Siamo davvero sicuri che tutti gli immigrati siano malavitosi o comunque inclini a delinquere? Quelli che lavorano nei campi sottopagati e che vengono lasciati a morire ai bordi delle strade. Quelli che lavorano in edilizia e precipitano dalle impalcature. Quelli che vediamo tutti i giorni in bicicletta, ora sui monopattini, dirigersi verso i centri logistici.
Non ci viene qualche dubbio? Forse sono persone che, come noi, lavorano per dare un futuro migliore ai loro cari…
Si calcola che nei prossimi cinque anni il fabbisogno lavorativo nel nostro Paese sarà di oltre tre milioni di lavoratori. Forse è il momento di organizzare questi arrivi con la dovuta formazione, con una politica abitativa predisposta all’accoglienza e con contratti regolari.
Le risorse comunitarie vanno in questa direzione. La politica, le organizzazioni sindacali e datoriali devono saperle cogliere, producendo atti e progetti mirati.
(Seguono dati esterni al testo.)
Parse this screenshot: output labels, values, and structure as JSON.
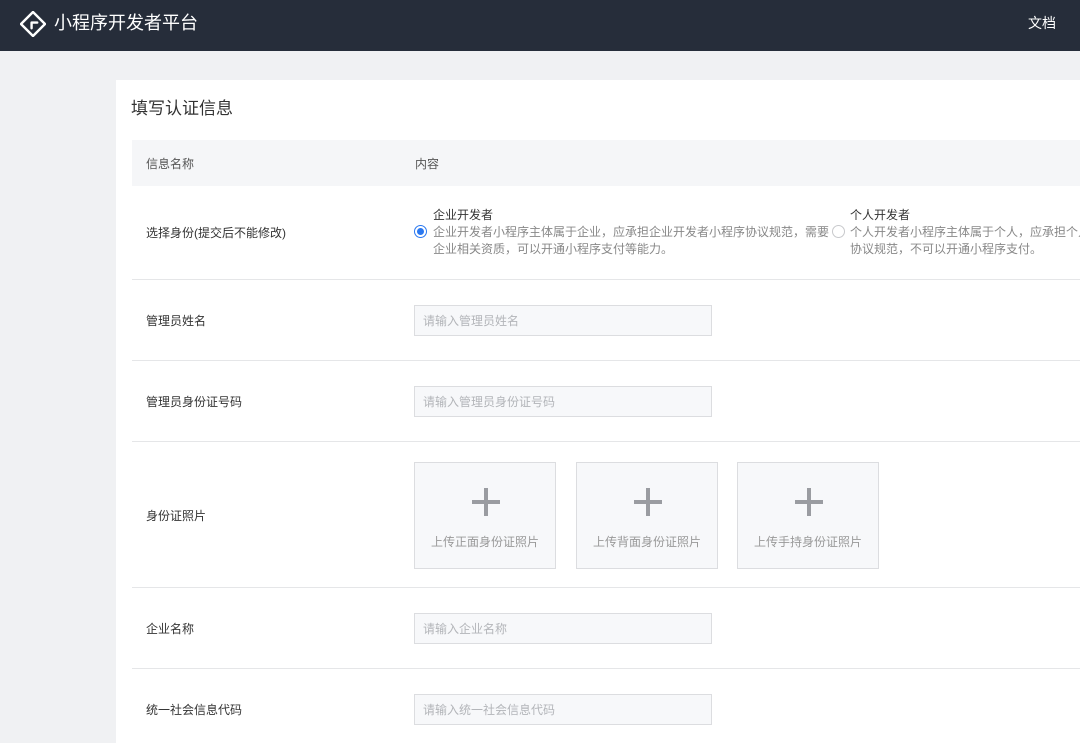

Pensare di limitare o bloccare i flussi migratori con i campi in Albania è pura demagogia: accontenta “la pancia” delle persone (la paura del diverso è molto diffusa), ma se ti serve una badante, il bisogno lo soddisfi con un’immigrata. E così è per molti altri settori, non sempre a bassa professionalità; un esempio recente è l’arrivo di infermieri dall’India in Piemonte.
Una gestione programmata e organizzata dei flussi migratori richiede una cultura del lavoro, una gestione della cosa pubblica come servizio, e la capacità di lavorare insieme.
Pensiamoci, perché questo è il futuro.